About anesthesia medicine, and really, medicine in general, where is the unity I had hoped to see more of to stop all this overstep or at least limit it?

And I agree with IlDestriero, stop making it so darn easy for any BSN with a year of ICU (and now they allow ED, which is good but different for a number of reasons) get into these programs. I am pretty disheartened by education in general, b/c it's so much about money and greed as well. With the changes in Congress, is this not a good time to bring these concerns forward?
Peds-CC doesn't pay near enough to be worth the time invested. It's really not all that competitive at all.
 
Peds-CC doesn't pay near enough to be worth the time invested. It's really not all that competitive at all.

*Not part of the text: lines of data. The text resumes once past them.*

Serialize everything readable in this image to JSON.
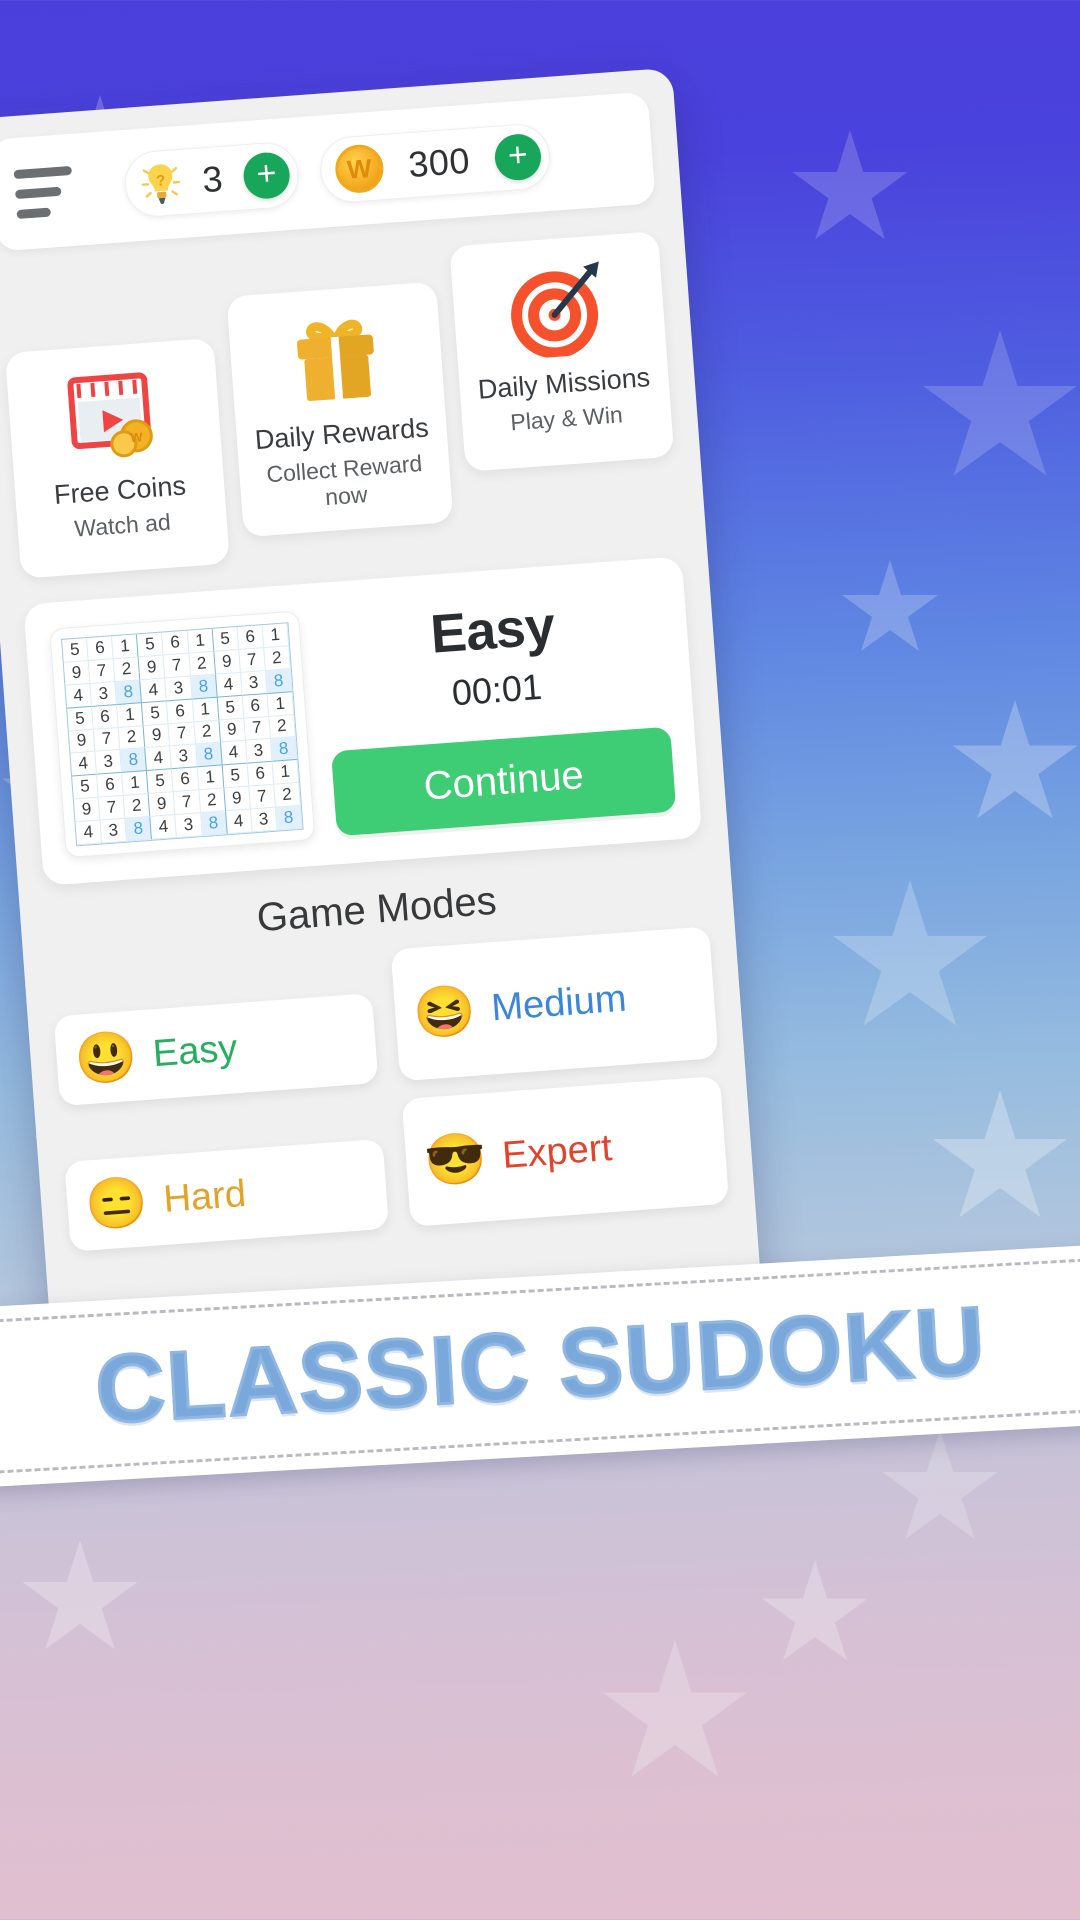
{
  "background": {
    "gradient_top": "#4b3fdb",
    "gradient_bottom": "#e2bfcf"
  },
  "topbar": {
    "menu_icon": "hamburger-icon",
    "hint": {
      "icon": "lightbulb-icon",
      "value": "3",
      "add_label": "+"
    },
    "coins": {
      "icon": "coin-icon",
      "coin_glyph": "W",
      "value": "300",
      "add_label": "+"
    }
  },
  "feature_cards": [
    {
      "icon": "video-ad-coins-icon",
      "title": "Free Coins",
      "subtitle": "Watch ad"
    },
    {
      "icon": "gift-box-icon",
      "title": "Daily Rewards",
      "subtitle": "Collect Reward now"
    },
    {
      "icon": "dartboard-target-icon",
      "title": "Daily Missions",
      "subtitle": "Play & Win"
    }
  ],
  "continue_card": {
    "level": "Easy",
    "time": "00:01",
    "button_label": "Continue",
    "button_color": "#3ecc74",
    "board_rows": [
      [
        "5",
        "6",
        "1",
        "5",
        "6",
        "1",
        "5",
        "6",
        "1"
      ],
      [
        "9",
        "7",
        "2",
        "9",
        "7",
        "2",
        "9",
        "7",
        "2"
      ],
      [
        "4",
        "3",
        "8",
        "4",
        "3",
        "8",
        "4",
        "3",
        "8"
      ],
      [
        "5",
        "6",
        "1",
        "5",
        "6",
        "1",
        "5",
        "6",
        "1"
      ],
      [
        "9",
        "7",
        "2",
        "9",
        "7",
        "2",
        "9",
        "7",
        "2"
      ],
      [
        "4",
        "3",
        "8",
        "4",
        "3",
        "8",
        "4",
        "3",
        "8"
      ],
      [
        "5",
        "6",
        "1",
        "5",
        "6",
        "1",
        "5",
        "6",
        "1"
      ],
      [
        "9",
        "7",
        "2",
        "9",
        "7",
        "2",
        "9",
        "7",
        "2"
      ],
      [
        "4",
        "3",
        "8",
        "4",
        "3",
        "8",
        "4",
        "3",
        "8"
      ]
    ],
    "highlight_value": "8",
    "highlight_color": "#4aa3e0"
  },
  "game_modes": {
    "heading": "Game Modes",
    "items": [
      {
        "emoji": "grinning-face-emoji",
        "glyph": "😃",
        "label": "Easy",
        "color": "#27ae60"
      },
      {
        "emoji": "squinting-face-emoji",
        "glyph": "😆",
        "label": "Medium",
        "color": "#3b86d8"
      },
      {
        "emoji": "expressionless-face-emoji",
        "glyph": "😑",
        "label": "Hard",
        "color": "#e2a32b"
      },
      {
        "emoji": "sunglasses-face-emoji",
        "glyph": "😎",
        "label": "Expert",
        "color": "#e0452c"
      }
    ]
  },
  "banner": {
    "text": "CLASSIC SUDOKU",
    "color": "#7aa8da"
  }
}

They seem quite selective at certain hospitals I have worked. And some of those in fellowship have moved on to nice positions elsewhere. But yea. I think you really have to love it. I know I have loved working in it as an RN--after giving up a lot of autonomy doing CC with adults, comparatively speaking.
 
Do tell. How much is enough for 6 years of training.
How many weeks a year are they working in the PICU for that money?
I'm not sure you know what you're talking about here.
Or you have extremely high income expectations.

It's nowhere near etherman monies, I can tell you that. Or the winged scapula shooz monies. Jealous.